Researchers from the Rensselaer Polytechnic Institute in Troy, N.Y., reported yesterday that they have developed the first fully synthetic heparin – the largest dose of heparin ever created in the lab.

Co-investigator Robert J. Linhardt, PhD, said he spent years stitching together minuscule carbohydrates to build a more pure and safer alternative to the commonly used and controversial blood thinner heparin. He got the opportunity to display his findings at the national conference of the American Chemical Society.

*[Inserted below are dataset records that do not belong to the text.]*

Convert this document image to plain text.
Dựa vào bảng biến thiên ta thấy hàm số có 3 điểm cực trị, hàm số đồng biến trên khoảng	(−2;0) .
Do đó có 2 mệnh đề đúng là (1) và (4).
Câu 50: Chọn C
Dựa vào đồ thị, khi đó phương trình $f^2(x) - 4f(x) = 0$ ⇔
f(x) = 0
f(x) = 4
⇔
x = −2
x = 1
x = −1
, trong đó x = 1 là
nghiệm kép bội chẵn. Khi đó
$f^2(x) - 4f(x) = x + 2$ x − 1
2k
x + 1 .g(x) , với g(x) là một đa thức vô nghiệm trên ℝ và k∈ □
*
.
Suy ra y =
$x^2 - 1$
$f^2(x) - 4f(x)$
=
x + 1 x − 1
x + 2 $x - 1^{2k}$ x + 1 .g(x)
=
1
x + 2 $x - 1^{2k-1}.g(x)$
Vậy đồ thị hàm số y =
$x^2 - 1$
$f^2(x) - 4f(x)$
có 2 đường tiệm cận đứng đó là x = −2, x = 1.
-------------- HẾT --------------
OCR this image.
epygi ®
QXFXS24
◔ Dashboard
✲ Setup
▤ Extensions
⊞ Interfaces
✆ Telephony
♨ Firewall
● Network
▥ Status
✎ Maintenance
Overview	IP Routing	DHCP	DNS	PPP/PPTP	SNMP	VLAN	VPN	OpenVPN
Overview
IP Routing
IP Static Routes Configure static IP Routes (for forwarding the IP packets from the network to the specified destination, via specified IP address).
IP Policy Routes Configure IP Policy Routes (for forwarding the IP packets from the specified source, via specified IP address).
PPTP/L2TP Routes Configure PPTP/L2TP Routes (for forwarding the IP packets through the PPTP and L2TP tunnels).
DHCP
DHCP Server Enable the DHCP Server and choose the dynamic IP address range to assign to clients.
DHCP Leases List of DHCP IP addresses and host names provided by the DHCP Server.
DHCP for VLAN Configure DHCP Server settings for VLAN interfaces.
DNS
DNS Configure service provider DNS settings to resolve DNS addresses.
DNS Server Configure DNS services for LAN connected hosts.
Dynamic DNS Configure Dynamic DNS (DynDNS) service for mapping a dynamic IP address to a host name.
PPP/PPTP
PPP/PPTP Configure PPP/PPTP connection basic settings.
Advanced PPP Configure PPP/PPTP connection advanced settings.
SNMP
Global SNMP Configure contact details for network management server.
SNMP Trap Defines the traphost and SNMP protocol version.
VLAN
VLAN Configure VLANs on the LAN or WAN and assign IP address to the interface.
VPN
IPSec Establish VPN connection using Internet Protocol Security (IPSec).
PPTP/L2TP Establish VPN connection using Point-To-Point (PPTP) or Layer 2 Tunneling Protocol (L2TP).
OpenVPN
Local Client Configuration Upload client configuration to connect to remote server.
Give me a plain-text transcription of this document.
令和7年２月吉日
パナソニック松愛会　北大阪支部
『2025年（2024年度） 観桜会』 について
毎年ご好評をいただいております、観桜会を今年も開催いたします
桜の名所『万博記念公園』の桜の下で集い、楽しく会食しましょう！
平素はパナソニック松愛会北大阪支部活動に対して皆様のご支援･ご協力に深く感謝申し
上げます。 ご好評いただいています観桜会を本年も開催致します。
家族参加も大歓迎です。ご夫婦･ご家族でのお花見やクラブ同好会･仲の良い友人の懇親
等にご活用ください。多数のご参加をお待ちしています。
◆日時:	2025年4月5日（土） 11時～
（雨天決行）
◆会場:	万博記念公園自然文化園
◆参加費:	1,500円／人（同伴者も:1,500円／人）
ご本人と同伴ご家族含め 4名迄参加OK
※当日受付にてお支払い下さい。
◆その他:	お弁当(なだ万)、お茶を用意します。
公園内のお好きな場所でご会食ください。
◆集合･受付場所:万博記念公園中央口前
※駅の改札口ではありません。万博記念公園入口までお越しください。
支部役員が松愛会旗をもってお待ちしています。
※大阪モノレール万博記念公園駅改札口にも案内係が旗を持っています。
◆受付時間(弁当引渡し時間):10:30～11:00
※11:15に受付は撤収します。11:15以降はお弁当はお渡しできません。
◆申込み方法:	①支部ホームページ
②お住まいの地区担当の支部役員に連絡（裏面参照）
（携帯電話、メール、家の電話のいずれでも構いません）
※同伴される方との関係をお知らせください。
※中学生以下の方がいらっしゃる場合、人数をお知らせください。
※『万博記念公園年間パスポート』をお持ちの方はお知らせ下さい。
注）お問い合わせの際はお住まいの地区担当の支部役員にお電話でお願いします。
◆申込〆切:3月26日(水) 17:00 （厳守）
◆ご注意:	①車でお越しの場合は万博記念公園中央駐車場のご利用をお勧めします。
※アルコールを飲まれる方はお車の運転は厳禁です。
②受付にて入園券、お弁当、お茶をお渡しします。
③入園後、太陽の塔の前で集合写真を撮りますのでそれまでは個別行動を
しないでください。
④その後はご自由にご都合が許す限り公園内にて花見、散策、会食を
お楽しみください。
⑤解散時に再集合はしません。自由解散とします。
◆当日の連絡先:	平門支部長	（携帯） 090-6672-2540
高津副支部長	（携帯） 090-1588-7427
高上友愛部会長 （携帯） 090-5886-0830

Linhardt, together with Jian Liu of the University of North Carolina, discovered the synthetic "recipe" for heparin in 2006, according to a press release. Since that time, he has worked to piece together the various molecules and grow a complex carbohydrate that is naturally created in the body in the lab.

The carbohydrate backbone for the new heparin comes from the bacteria E. coli. The use of the common and easily grown bacteria makes this version of heparin much easier and faster to produce, Linhardt said in the press release.

The team used a process called chemoenzymatic synthesis that used specialized synthetic chemicals and natural enzymes expressed in E. coli to replicate the normal biosynthesis of natural heparin within the cell.

The dose that Linhardt and his team were able to produce with this method was 1 million times higher than any other alternative created to date, according to the press release.

He will continue to work with his partners to take the milligram dose that they have developed and expand it to kilograms, Linhardt added.

"Ultimately, drug companies are going to need to produce tons of this drug to keep up with global demand," he said in the press release. "Such levels of productions are further down the road. We think that in 5 years, it is very possible that this drug could reach human clinical trials."

The milligram-scale synthesis of heparin will be published in the Journal of the American Chemical Society.